Point zéro tombe aux mains des groupes armés dans le sud-kivu
Les groupes armés Twirwaneho et M23/AFC-M23 s’emparent de Point Zéro, bastion militaire stratégique
Minembwe — Une nouvelle étape dans l’escalade des violences dans l’est de la République démocratique du Congo. Les groupes armés Twirwaneho et M23/AFC-M23, affiliés à la coalition Alliance Fleuve Congo (AFC-M23), revendiquent la chute de la position militaire de Point Zéro, un bastion clé des Forces armées de la RDC (FARDC), de la Force de défense nationale du Burundi (FDNB) et des miliciens Wazalendo. Une prise de contrôle confirmée par un communiqué signé par le porte-parole militaire du groupe Twirwaneho, Fidèle Rugabo.
Selon leurs déclarations, l’offensive lancée samedi 4 juillet contre cette position stratégique s’est soldée par une victoire après plusieurs heures d’affrontements. « Point Zéro est désormais sous notre contrôle », affirme le communiqué, précisant que les forces gouvernementales congolaises, burundaises et les miliciens Wazalendo ont abandonné leurs positions.
Des combats intenses ont également été signalés dans les zones environnantes, notamment sur les axes reliant Mikenge, Kalongi et Rubemba. Dans la région de Minembwe, les habitants observent la situation avec prudence, espérant une accalmie après des mois de violences continues. « Depuis le début de l’année, nous vivons sous la menace des combats. Si cette position est réellement tombée, peut-être que les attaques diminueront », confie un résident local.
Point Zéro : une position militaire au cœur des tensions
Située dans le massif d’Itombwe, dans le territoire de Mwenga, la base de Point Zéro est considérée comme l’un des points militaires les plus sensibles des hauts plateaux du Sud-Kivu. Elle permet de contrôler plusieurs axes stratégiques reliant Minembwe, Mikenge, Mwenga et Fizi. Une zone régulièrement disputée entre les différents groupes armés actifs dans la région.
Depuis le retrait du M23/AFC-M23 de la ville d’Uvira en janvier 2026, les combats se sont intensifiés dans les hauts plateaux, transformant la région en un épicentre d’affrontements entre les FARDC, les forces burundaises, les miliciens Wazalendo et les groupes armés alliés à l’AFC-M23.
La présence militaire burundaise : un accord bilatéral en question
La présence des FDNB en République démocratique du Congo s’inscrit dans le cadre d’un accord de coopération sécuritaire entre Gitega et Kinshasa.
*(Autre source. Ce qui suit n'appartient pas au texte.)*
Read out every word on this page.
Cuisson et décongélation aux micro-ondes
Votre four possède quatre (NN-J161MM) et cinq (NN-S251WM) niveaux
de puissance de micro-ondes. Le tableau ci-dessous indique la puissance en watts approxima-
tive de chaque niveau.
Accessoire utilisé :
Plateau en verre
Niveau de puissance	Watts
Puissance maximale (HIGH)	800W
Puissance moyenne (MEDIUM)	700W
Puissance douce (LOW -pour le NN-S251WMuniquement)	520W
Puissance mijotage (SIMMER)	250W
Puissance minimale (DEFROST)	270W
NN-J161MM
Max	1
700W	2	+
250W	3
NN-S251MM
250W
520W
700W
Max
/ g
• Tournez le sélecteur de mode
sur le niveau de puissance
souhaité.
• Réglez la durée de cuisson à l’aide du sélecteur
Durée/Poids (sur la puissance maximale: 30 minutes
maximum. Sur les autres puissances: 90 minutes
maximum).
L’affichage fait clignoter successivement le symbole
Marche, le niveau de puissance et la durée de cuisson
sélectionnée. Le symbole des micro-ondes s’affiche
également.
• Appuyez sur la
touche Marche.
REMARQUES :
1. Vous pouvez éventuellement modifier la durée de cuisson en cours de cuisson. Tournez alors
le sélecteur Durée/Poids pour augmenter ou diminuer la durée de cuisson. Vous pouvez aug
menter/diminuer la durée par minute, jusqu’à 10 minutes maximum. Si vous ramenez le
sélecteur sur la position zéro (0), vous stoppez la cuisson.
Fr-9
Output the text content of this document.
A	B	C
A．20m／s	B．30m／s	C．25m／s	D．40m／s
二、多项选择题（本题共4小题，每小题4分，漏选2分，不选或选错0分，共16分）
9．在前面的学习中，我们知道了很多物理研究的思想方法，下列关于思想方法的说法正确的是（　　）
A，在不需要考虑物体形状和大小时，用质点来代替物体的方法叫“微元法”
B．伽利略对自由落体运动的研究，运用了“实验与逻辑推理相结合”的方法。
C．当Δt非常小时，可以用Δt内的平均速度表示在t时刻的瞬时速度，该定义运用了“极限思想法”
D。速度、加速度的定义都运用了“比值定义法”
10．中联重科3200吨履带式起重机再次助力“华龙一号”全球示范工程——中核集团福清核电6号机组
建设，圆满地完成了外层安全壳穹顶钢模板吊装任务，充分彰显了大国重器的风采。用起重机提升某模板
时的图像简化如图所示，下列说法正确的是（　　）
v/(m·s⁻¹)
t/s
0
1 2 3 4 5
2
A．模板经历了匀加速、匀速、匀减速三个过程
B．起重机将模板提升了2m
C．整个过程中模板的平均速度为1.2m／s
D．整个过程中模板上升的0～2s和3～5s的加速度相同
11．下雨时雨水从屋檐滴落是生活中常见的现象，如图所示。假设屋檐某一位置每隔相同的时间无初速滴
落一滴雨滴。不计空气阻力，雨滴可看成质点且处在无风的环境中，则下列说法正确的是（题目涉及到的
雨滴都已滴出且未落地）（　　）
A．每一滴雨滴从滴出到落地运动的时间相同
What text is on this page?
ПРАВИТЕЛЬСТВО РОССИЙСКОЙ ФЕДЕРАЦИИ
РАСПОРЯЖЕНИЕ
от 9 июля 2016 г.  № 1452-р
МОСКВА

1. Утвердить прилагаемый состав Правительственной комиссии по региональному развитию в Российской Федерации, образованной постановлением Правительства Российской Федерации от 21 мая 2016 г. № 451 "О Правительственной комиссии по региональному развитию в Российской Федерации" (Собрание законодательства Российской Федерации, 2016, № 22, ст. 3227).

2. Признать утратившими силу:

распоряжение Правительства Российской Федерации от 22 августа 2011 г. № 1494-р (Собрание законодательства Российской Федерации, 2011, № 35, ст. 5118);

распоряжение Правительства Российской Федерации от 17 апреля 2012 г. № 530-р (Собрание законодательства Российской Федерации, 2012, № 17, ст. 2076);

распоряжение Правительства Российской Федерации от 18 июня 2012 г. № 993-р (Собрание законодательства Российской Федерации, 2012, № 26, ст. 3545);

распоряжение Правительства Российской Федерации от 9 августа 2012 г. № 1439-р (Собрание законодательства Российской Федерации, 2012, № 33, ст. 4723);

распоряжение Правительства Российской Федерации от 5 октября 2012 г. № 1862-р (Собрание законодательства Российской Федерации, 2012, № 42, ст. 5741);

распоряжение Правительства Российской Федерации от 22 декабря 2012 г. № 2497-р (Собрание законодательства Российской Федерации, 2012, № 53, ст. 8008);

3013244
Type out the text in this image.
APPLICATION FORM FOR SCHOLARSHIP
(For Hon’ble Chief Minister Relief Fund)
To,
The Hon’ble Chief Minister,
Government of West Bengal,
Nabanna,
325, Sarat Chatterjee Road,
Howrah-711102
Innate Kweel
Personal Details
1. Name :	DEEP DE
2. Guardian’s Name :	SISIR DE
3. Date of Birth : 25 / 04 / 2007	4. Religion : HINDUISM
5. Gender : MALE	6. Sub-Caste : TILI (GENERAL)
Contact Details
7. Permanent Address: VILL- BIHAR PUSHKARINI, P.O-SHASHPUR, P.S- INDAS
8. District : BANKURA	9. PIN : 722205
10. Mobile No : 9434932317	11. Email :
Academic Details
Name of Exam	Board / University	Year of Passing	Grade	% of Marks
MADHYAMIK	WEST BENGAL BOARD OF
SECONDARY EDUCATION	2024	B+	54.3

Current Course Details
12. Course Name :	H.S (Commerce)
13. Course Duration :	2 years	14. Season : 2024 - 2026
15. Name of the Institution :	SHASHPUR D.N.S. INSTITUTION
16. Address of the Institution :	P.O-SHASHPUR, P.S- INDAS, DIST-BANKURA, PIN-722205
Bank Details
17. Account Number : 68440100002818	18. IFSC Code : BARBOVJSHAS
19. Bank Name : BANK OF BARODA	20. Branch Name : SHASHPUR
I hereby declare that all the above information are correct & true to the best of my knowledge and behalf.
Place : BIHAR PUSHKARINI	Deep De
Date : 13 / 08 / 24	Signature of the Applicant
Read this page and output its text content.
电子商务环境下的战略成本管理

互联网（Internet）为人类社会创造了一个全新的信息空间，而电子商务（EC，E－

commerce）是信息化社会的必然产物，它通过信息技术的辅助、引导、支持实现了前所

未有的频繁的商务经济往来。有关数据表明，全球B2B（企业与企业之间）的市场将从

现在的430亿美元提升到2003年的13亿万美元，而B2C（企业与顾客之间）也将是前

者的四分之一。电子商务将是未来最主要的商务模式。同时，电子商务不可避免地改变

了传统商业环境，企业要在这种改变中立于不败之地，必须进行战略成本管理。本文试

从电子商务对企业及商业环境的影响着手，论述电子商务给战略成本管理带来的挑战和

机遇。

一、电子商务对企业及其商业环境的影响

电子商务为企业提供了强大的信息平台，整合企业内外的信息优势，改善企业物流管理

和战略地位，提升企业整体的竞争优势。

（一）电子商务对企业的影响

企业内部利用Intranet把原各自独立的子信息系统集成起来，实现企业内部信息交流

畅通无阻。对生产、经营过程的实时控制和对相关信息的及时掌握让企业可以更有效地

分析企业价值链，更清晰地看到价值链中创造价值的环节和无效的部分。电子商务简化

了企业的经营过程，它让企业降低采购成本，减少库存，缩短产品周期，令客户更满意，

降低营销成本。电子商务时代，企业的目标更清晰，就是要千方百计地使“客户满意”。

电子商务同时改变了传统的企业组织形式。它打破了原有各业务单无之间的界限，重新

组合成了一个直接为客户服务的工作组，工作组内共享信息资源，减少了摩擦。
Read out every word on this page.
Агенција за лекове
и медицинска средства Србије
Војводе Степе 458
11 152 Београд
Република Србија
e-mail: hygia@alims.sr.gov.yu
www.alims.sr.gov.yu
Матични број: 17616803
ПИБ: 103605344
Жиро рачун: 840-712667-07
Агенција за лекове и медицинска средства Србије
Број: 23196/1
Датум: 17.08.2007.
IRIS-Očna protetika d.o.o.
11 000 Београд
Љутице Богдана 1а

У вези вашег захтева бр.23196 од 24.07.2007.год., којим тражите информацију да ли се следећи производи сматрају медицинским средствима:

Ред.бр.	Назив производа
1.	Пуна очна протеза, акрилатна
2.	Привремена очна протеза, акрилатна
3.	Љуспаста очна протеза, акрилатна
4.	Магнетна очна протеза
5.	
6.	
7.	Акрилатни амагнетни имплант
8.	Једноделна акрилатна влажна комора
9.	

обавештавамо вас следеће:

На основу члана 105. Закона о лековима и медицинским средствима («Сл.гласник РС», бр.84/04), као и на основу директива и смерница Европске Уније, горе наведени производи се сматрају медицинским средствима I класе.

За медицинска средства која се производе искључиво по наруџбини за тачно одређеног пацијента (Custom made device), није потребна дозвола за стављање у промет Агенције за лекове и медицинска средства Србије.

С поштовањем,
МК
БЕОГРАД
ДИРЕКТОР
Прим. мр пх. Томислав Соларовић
Les deux gouvernements ont confirmé à plusieurs reprises l’existence de cet accord, autorisant le déploiement de plus de 29 000 soldats burundais dans l’est de la RDC entre août 2022 et décembre 2025.
Initialement déployée pour lutter contre les groupes armés burundais comme RED-Tabara, la FDNB participe désormais à des opérations conjointes avec les FARDC contre divers groupes armés actifs dans la région. Ces derniers mois, plusieurs redéploiements ont été observés dans les territoires de Mwenga, Fizi et Uvira, dans un contexte de recrudescence des violences.
Un conflit régional aux enjeux complexes
Le conflit dans l’est de la RDC reste marqué par des tensions entre plusieurs États de la région des Grands Lacs. Kinshasa accuse régulièrement Kigali de soutenir le M23/AFC-M23, des accusations rejetées par le Rwanda. De son côté, Kigali accuse les FARDC de collaborer avec les Forces démocratiques de libération du Rwanda (FDLR), un groupe armé composé d’anciens responsables hutus impliqués dans le génocide de 1994.
Le Burundi, quant à lui, accuse le Rwanda de soutenir des groupes armés hostiles opérant dans l’est de la RDC. Kigali reproche à son tour à Gitega sa coopération avec les FDLR et d’autres groupes armés actifs dans la région, alimentant un cycle de tensions qui aggrave la crise sécuritaire.
Une région sous haute tension malgré les efforts diplomatiques
Cette nouvelle revendication intervient dans un contexte de fortes tensions, malgré les récentes initiatives diplomatiques visant à stabiliser l’est de la RDC. Les accords signés à Washington le 27 juin 2026 entre la RDC et le Rwanda, sous médiation américaine, devaient encadrer le désengagement militaire et réduire les hostilités. Pourtant, les combats persistent, notamment dans les hauts plateaux du Sud-Kivu.
Cette région reste l’un des foyers les plus instables de la région des Grands Lacs, où les rivalités locales, les tensions communautaires et les enjeux géopolitiques entretiennent un conflit durable et complexe. Au moment de la publication, aucune réaction officielle des FARDC, de la FDNB ou des autorités burundaises n’avait été enregistrée concernant les affirmations des deux groupes armés.